Parker, a fine comic actress, seems to be stuck in a rut, playing roles that insist on pushing every modern-woman button in sight. This time, though, it's not the search for Mr. Right that motivates Parker's character, but the quest to find the perfect balance between job and family.
Parker's Kate is a Boston-based investment adviser with a husband (Greg Kinnear) and two young children. Kate's life consists of juggling a variety of domestic chores while striving to stay ahead of the game at work.
When she's offered the opportunity to woo an important client (Pierce Brosnan), Kate faces her biggest challenge. Brosnan's Jack Abelhammer is the kind of guy who insists that Kate be ready to travel on a moment's notice. Thanksgiving with the family? It can't be as important as a meeting with a client.
As directed by Douglas McGrath (Emma and Infamous), I Don't Know How She Does It vainly tries to be smart and topical, and you half suspect that McGrath & company are anticipating that hordes of middle-class working moms will identify like crazy as Kate tries to retain control over her chaotic life.
It's anything but easy. Harried and hassled, Kate buys a pie (instead of making it) for the bake sale at her daughter's school. She also endures the scornful slings and arrows of full-time moms who think a woman's place is on the treadmill - not the metaphoric one but the one at the local health club. OK, the movie made the point with some sort of stepping machine, but I couldn't come up with a strained metaphor for that particular instrument of torture ... er ... fitness. Trying to climb the ladder of success?
We move on.
As her professional demands mount, Kate inevitably neglects her husband, almost as much as the script does.

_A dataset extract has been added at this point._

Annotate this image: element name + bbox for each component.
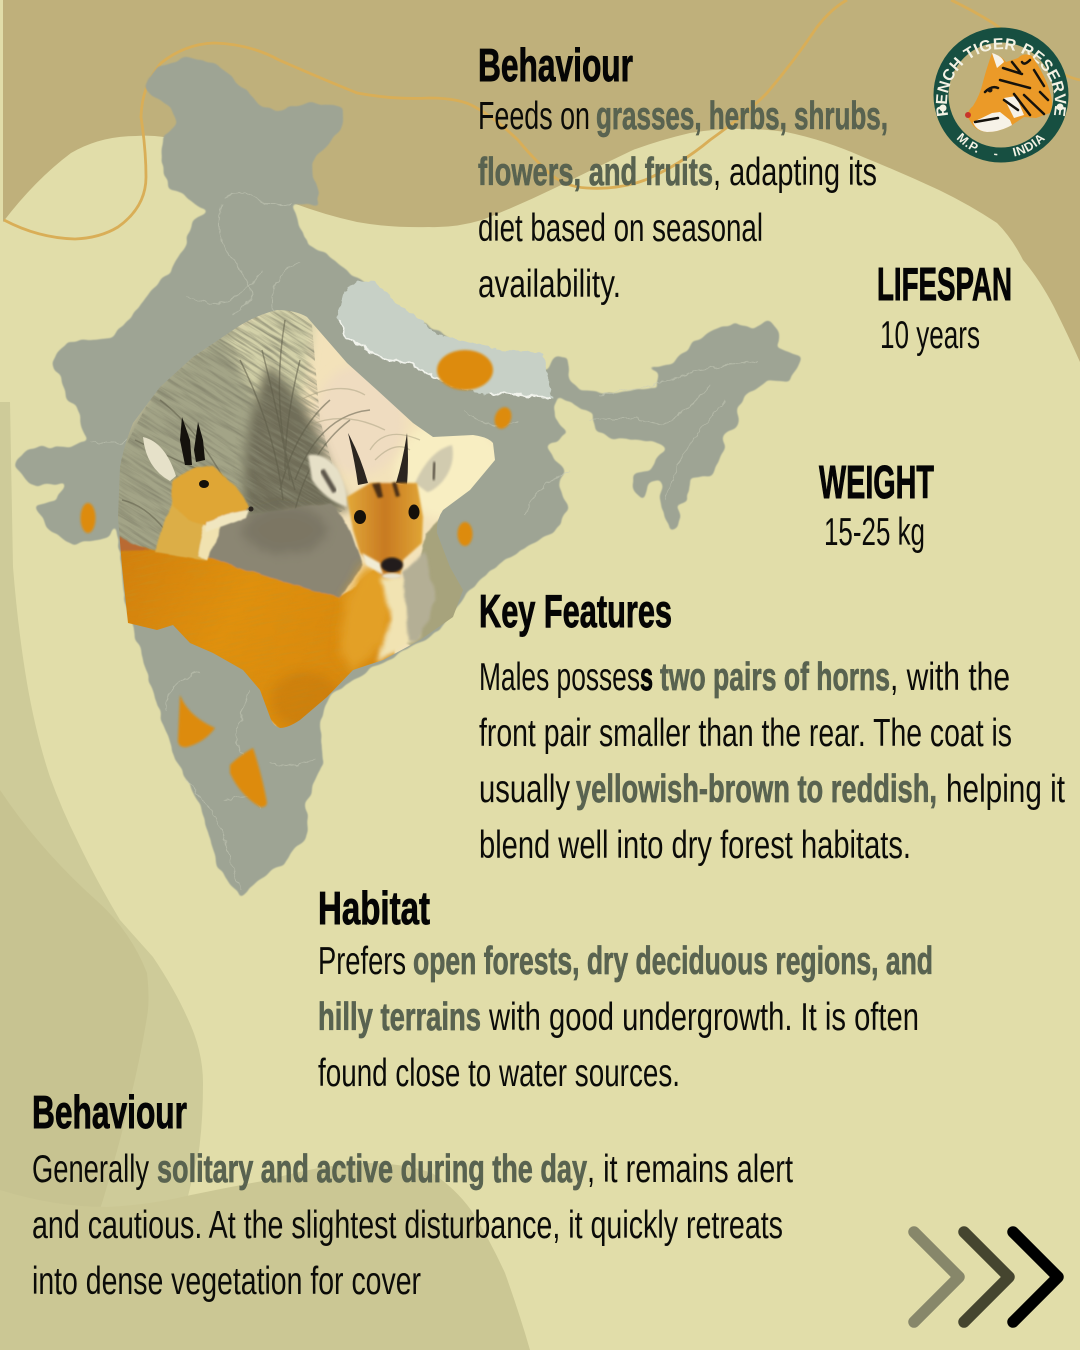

All of this stressed-out comedy comes across with enough annoying sitcom-level cleverness to make your eyes roll. A high point arrives when Kate meets Brosnan's Jack for an all-important interview while simultaneously grappling with a case of lice that she's contracted from her daughter.
Parker can handle this kind of comedy with ease, but the movie's script - by Aline Brosh McKenna - seems like a collection of situations designed to illustrate points taken from some dog-eared manual on contemporary motherhood. Some of the points are made by Kate in the form glib narration and some are delivered by the movie's other actors, who've been asked to talk directly to the camera.
Joining Parker in this misbegotten comedy is Christina Hendricks (of TV's Mad Men). She's the movie's obligatory wisecracking best friend. Olivia Munn signs on as Momo, Kate's crackerjack, Harvard-educated assistant. Momo's extremely proficient, which means she's disdainful of Kate's tendency to become hopelessly scattered - until she, too, yields to the gospel of family.
Kelsey Grammer appears in a small role as Kate's boss, a taskmaster who insists that she spend lots of time traveling.
The best part of the movie involves the flirtatious relationship between Parker and Brosnan, who's convincing as a Wall Street wizard who operates in New York City, forcing Kate to make frequent trips from her Boston home.
Will Kate abandon her husband and kids and opt for the giddy pleasures of a mega career in investing? What do you think? No fair telling, except to say that at no point will you have trouble guessing where I Don't Know How She Does It is headed.